Another route to victory is holding back creatures, also known as not overextending. Now this is a very difficult skill to master and often times can mean the difference between a win or a loss immediately. If you hold back creatures so your opponent does not get max value out of their sweeper spells you are giving your opponent something equally as valuable, time. If we do not have creatures in play we are not applying pressure to our opponent. To master this skill you must be able to be good at math, but also be able to tell the future. Ok not really tell the future, but be able to look at a game state and try to see what are the likely possibilities of what is going to happen in the next few turns and how you will be able to respond to them.
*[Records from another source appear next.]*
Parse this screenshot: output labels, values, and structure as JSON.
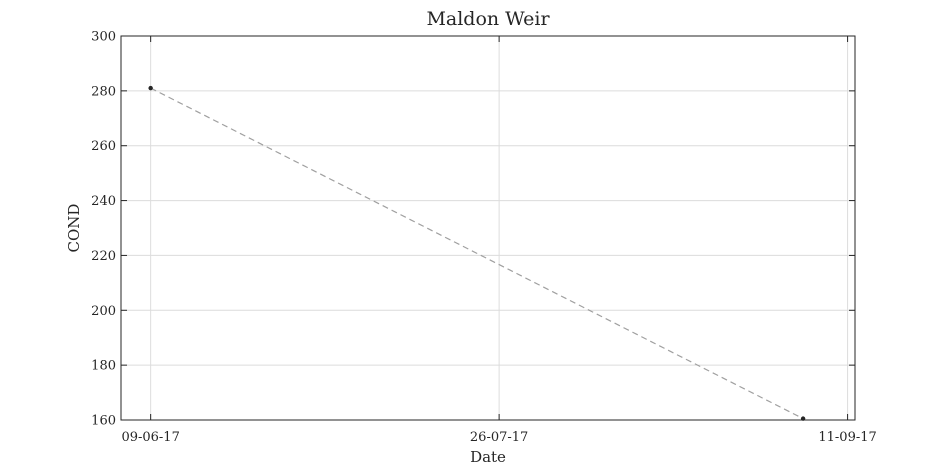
{
  "chart_data": {
    "type": "line",
    "title": "Maldon Weir",
    "xlabel": "Date",
    "ylabel": "COND",
    "x_ticks": [
      {
        "date": "2017-06-09",
        "label": "09-06-17"
      },
      {
        "date": "2017-07-26",
        "label": "26-07-17"
      },
      {
        "date": "2017-09-11",
        "label": "11-09-17"
      }
    ],
    "y_ticks": [
      160,
      180,
      200,
      220,
      240,
      260,
      280,
      300
    ],
    "xlim": [
      "2017-06-05",
      "2017-09-12"
    ],
    "ylim": [
      160,
      300
    ],
    "grid": true,
    "series": [
      {
        "points": [
          {
            "x": "2017-06-09",
            "y": 281
          },
          {
            "x": "2017-09-05",
            "y": 160.5
          }
        ],
        "line_style": "dashed",
        "line_color": "#a0a0a0",
        "marker_color": "#262626"
      }
    ]
  }
}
Will your opponent play a creature that will be able to block a key turn and soak up valuable life points, or will your opponent be able to Swords to Plowshares one of your creatures while you are tapped out and unable to Spell Pierce it? Being able to see these possible lines of plays will benefit your game tremendously because you will get to anticipate what your opponent is going to do before they do it and can already have an answer at the ready.


RUG is still alive and healthy it just needs some updates. While Legacy is a format where the cards that see play rarely change there is often an ever shifting meta game. Because of this RUG needs to adapt to survive. This can often be done by just changing a few cards here and there and understanding the game plan of an opponent then shifting your game plan accordingly. The answer is out there for sure, hidden in some deep dark box of old magic cards. Someone just has to unearth it.

Thanks for reading – hope you enjoyed.